Und dann, als Annie und Susi gerade anfingen sich zu streiten, weil Annie sich über das Honeybee-Motiv auf Susis T-Shirt lustig machte, stand plötzlich dieser Kerl in der Lederjacke neben mir. Stoppelkopf, Skinheadtyp, aber irgendwie amtlich.
»Frau Rabe?«
Ich drehte mich um und sah zu ihm hoch: »Ja?«
»Kommen Sie bitte mit.«
Der Typ legte eine Hand auf meinen Unterarm.
»Wer sind Sie denn?«
»Zollfahndung.«
»Scheiße. Okay, ich komm mit.«
Annie und Susi starrten mich völlig verstört an. Ein zweiter Lederjackentyp tauchte neben dem ersten auf. Susi stopfte hastig das rosa Döschen in die Tasche ihrer superengen Hüfthose.
»Zollfahndung?« fragte Annie empört. »Soll das ein Witz sein?«
»Sie dürfen Ihr Getränk noch austrinken«, sagte der Typ und deutete auf das Tequila-Glas, das Annie mir aufgeschwatzt hatte. Ich kippte es runter. Schmeckte nach Flugzeugbenzin.
»Geh nicht«, sagte Susi. »Du musst nicht.«
Ich schaute den Typen an, der immer noch seine Hand auf meinem Unterarm hatte. Er sah nicht aus, als würde er hier einen Witz machen.
»Ich komme«, sagte ich.
»Bist du bescheuert?« rief Annie. »Du hast dir nicht mal seinen Ausweis zeigen lassen.«
Der Typ zog einen Ausweis aus der Jeanstasche und hielt ihn ihr hin.

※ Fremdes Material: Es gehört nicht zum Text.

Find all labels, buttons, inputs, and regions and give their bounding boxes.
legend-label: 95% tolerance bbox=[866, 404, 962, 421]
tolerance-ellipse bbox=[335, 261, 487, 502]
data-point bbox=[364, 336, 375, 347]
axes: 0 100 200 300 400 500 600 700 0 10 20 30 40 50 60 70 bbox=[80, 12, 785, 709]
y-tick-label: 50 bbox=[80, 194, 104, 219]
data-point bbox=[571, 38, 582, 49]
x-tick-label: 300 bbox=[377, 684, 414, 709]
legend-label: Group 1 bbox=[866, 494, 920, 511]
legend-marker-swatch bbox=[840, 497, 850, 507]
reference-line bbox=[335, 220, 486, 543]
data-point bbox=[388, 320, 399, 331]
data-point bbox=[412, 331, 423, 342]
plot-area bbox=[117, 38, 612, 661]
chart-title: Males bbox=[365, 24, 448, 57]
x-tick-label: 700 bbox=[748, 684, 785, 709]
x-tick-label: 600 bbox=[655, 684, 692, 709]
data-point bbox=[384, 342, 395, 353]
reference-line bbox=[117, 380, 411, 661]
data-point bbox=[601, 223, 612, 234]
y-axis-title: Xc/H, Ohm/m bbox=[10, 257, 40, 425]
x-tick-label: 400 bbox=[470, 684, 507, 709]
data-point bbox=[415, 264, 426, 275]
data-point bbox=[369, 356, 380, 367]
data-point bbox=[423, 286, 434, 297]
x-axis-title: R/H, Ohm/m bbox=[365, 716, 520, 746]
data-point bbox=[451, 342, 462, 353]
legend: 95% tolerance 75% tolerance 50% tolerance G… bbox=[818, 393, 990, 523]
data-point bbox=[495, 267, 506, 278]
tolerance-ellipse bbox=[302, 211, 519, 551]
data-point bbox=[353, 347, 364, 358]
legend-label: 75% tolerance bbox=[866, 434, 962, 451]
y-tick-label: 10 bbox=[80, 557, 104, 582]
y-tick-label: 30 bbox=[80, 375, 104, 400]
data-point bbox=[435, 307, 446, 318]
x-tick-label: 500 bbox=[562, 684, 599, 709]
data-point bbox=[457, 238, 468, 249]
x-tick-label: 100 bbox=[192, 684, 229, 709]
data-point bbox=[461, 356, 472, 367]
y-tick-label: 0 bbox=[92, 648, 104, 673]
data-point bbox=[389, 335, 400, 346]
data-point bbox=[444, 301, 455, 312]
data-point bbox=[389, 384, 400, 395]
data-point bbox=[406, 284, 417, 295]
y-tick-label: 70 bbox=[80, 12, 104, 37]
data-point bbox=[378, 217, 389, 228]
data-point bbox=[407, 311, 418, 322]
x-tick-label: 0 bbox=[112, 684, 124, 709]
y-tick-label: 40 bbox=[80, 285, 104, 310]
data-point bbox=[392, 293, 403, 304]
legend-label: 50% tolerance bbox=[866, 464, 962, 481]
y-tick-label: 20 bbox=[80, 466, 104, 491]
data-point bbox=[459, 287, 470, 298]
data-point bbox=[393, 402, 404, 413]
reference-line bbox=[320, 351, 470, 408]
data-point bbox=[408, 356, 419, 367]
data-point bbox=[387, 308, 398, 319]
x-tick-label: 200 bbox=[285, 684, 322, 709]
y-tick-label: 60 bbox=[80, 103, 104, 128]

»Trotzdem«, sagte Annie. »Sie hat nix mit Drogen …« Dann wusste sie nicht mehr weiter.
Kaum hatte sie den Ausweis gesehen, ging Susi zwei Schritte zurück und stieß gegen den Tresen.
»Wir telefonieren«, sagte ich zu Annie.
»Du musst nicht mit«, versuchte sie es nochmal. »Er hat keinen Durchsuchungsbefehl.«
»Du meinst Haftbefehl.«
»Ist doch egal.«
»Wir telefonieren, okay«, wiederholte ich und drehte mich um.
Beim Hinausgehen spürte ich einige verblüffte Blicke. Aber die meisten Gäste des Espace bemerkten nichts oder wollten nichts bemerken.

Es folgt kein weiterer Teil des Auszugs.